Aug 9, 2017
The cat, whose thick orange hair often lay matted and knotted against his body after his lackluster attempts at self-grooming, could never poop when he left the house. Any time Kacie and I left for the weekend and dropped him off at a cat hotel, he would sit frightened in the corner of his carrier until I coaxed him out, while the kennel employee, often a young woman, crouched nearby, watching us, giving us encouraging coos. Eventually I would have to pull him out the last few inches, grabbing him by the belly as he struggled to gain a foothold on anything that could keep him in the carrier. He never meowed, even in times of great stress like this; he would just get a wild and frightened look in his eyes as he scanned for an exit. After depositing him in his temporary cage I would wave goodbye, smile encouragingly at the young woman, and be off. Then he would not poop for two days.
I am the same way. I cannot poop on any day in which I travel. I'll feel the need; I'll try. But I won't be able to poop. Something inside me will have sensed the difference, the change in surroundings, and interpreted it as danger: a whole complex of muscles will have tightened, tensed, preparing for action and in the process closed off my sphincter. Sitting still, grunting, for a period of time is a luxury my body is convinced it cannot afford. Even after years of mindfulness practice, this is a reaction whose reasoning I don't have access to. There's nothing conscious I can sense, nor, after careful probing, unconscious, that explicates this bracing. It seems entirely physical.

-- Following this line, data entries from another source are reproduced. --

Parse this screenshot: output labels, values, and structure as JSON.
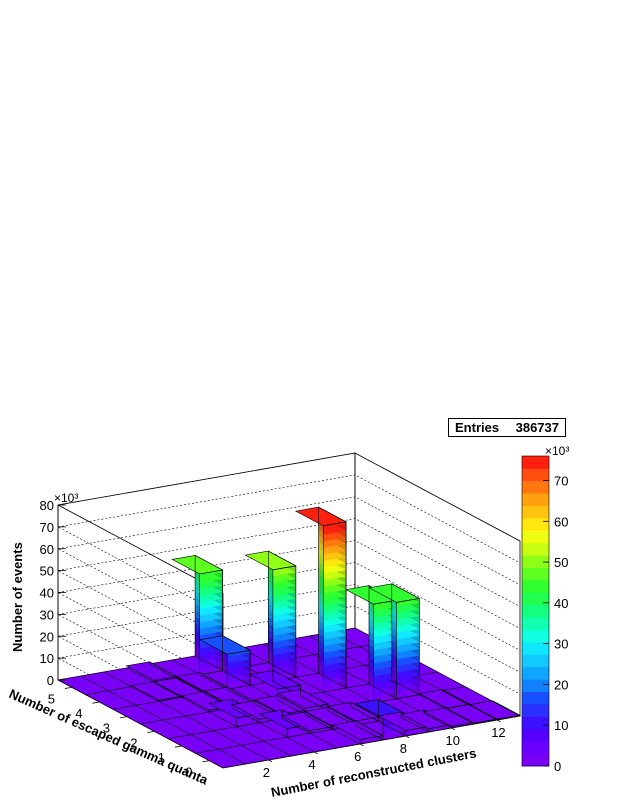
{
  "stats": {
    "entries_label": "Entries",
    "entries_value": "386737"
  },
  "chart_data": {
    "type": "lego3d",
    "zlabel": "Number of events",
    "xlabel": "Number of reconstructed clusters",
    "ylabel": "Number of escaped gamma quanta",
    "z_multiplier": "×10³",
    "colorbar_multiplier": "×10³",
    "xlim": [
      0,
      13
    ],
    "ylim": [
      0,
      6
    ],
    "zlim": [
      0,
      80000
    ],
    "x_ticks": [
      2,
      4,
      6,
      8,
      10,
      12
    ],
    "y_ticks": [
      0,
      1,
      2,
      3,
      4,
      5
    ],
    "z_ticks": [
      0,
      10,
      20,
      30,
      40,
      50,
      60,
      70,
      80
    ],
    "colorbar_ticks": [
      0,
      10,
      20,
      30,
      40,
      50,
      60,
      70
    ],
    "colorbar_max": 76000,
    "bars": [
      {
        "x": 2,
        "y": 4,
        "value": 500
      },
      {
        "x": 3,
        "y": 3,
        "value": 800
      },
      {
        "x": 3,
        "y": 4,
        "value": 400
      },
      {
        "x": 4,
        "y": 2,
        "value": 1500
      },
      {
        "x": 4,
        "y": 3,
        "value": 1000
      },
      {
        "x": 5,
        "y": 2,
        "value": 2000
      },
      {
        "x": 6,
        "y": 2,
        "value": 3000
      },
      {
        "x": 6,
        "y": 1,
        "value": 1500
      },
      {
        "x": 5,
        "y": 1,
        "value": 1200
      },
      {
        "x": 7,
        "y": 1,
        "value": 2000
      },
      {
        "x": 8,
        "y": 0,
        "value": 2500
      },
      {
        "x": 9,
        "y": 0,
        "value": 1500
      },
      {
        "x": 10,
        "y": 0,
        "value": 800
      },
      {
        "x": 11,
        "y": 0,
        "value": 400
      },
      {
        "x": 12,
        "y": 0,
        "value": 300
      },
      {
        "x": 3,
        "y": 5,
        "value": 1000
      },
      {
        "x": 4,
        "y": 4,
        "value": 1000
      },
      {
        "x": 3,
        "y": 2,
        "value": 4000
      },
      {
        "x": 5,
        "y": 4,
        "value": 16000
      },
      {
        "x": 4,
        "y": 1,
        "value": 4000
      },
      {
        "x": 5,
        "y": 5,
        "value": 46000
      },
      {
        "x": 6,
        "y": 3,
        "value": 5000
      },
      {
        "x": 7,
        "y": 4,
        "value": 51000
      },
      {
        "x": 6,
        "y": 0,
        "value": 2000
      },
      {
        "x": 8,
        "y": 3,
        "value": 76000
      },
      {
        "x": 7,
        "y": 0,
        "value": 10000
      },
      {
        "x": 9,
        "y": 2,
        "value": 45000
      },
      {
        "x": 10,
        "y": 2,
        "value": 44000
      },
      {
        "x": 11,
        "y": 1,
        "value": 500
      }
    ],
    "palette": [
      "#7a00f5",
      "#6a00ff",
      "#5500ff",
      "#3c10ff",
      "#2a30ff",
      "#1850ff",
      "#1080ff",
      "#10a6ff",
      "#12c8ff",
      "#10e8ff",
      "#10ffe0",
      "#10ffb0",
      "#14ff80",
      "#20ff50",
      "#30ff30",
      "#5cff20",
      "#90ff18",
      "#c8ff10",
      "#eeff10",
      "#ffe810",
      "#ffc410",
      "#ffa010",
      "#ff7810",
      "#ff4e10",
      "#ff2010"
    ]
  }
}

The tightness in my throat seemed to be of the same nature. For a while I thought it was actually a physical ailment - the hard knot in my throat that curled up and was sometimes so painful it caused me to gag was probably a cancerous lump. One night, in college, I gagged and gagged until I started spitting up blood. I went to the hospital; predictably, they said there was nothing wrong with me. Perhaps a stomach bug, they said, and the bile had worn at the lining of my throat.
I took it as a fact of life, but it constantly pulled me away from wherever I was and absorbed me in its world, stirred up worry and fear that there was something wrong with me, something fundamental, there was no better evidence than this, that I was in constant pain. I was different from other people, worse, damaged.
The first psychiatrist I saw to get a prescription for antidepressants was a kooky old man who saw patients out of his house in the north Berkeley hills. I biked up there - at the time I biked everywhere - and was sweating profusely by the time I arrived.
"Did you look me up like I told you to?" was one of the first things he asked.
"Um, a little"
"Well you should always look up the people you're going to see. Me, you see, I'm a radical skeptic. If you had looked me up, you would have found this article I just wrote. Here, take a look."
He pulled out a copy of Radical Skeptic magazine, with a picture of a UFO on the front. Uh oh, I thought. I just wanted this to be over as fast as possible. I didn't even want to take the medication, it was only after having worked in therapy for several months that I began to see the need for it. I still retained a streak of Puritanism from my upbringing - the only real good in life comes from work and suffering; anything easy was suspect.
He droned on, finally getting around to asking me what I was looking for here, and asked me to describe what I meant by "depression". I explained, eventually getting to the tightness in my throat and chest.
"And when do you feel it?" he asked.
"All the time," I answered.
"All the time? Really? Even right now?"
"Well that's ridiculous. You're not under any stress right now."
That visit didn't go well.
A decade later, after years of therapy and medication and mindfulness practice, I began to be able to see the knot form. It would start, actually, with a clenching of my jaw, in anticipation of some event - seeing my mother for example. I would periodically become aware of the pressure on my molars, and then notice that the muscles around my jaw and up my cheekbones had tightened; they were tensed in anticipation. After a day or so the muscles on the bottom of my chin would start to constrict, and eventually, that old familiar spot on the left side of my adam's apple would start to ache with a sharp pain. Just like the cat, my body braced itself of its own accord, under its own volition, entirely apart from my conscious control. There was nothing I could "do" to alter this behavior; I could only watch. But that's the beauty of mindfulness - in watching we transcend. My conscious mind wants nothing more than to escape, to avoid the pain. With a still mind I've been able to watch it unfold, to trace the progress of a whole host of interconnected muscles tightening and tensing. And somehow, the spread of these fires has started to lessen.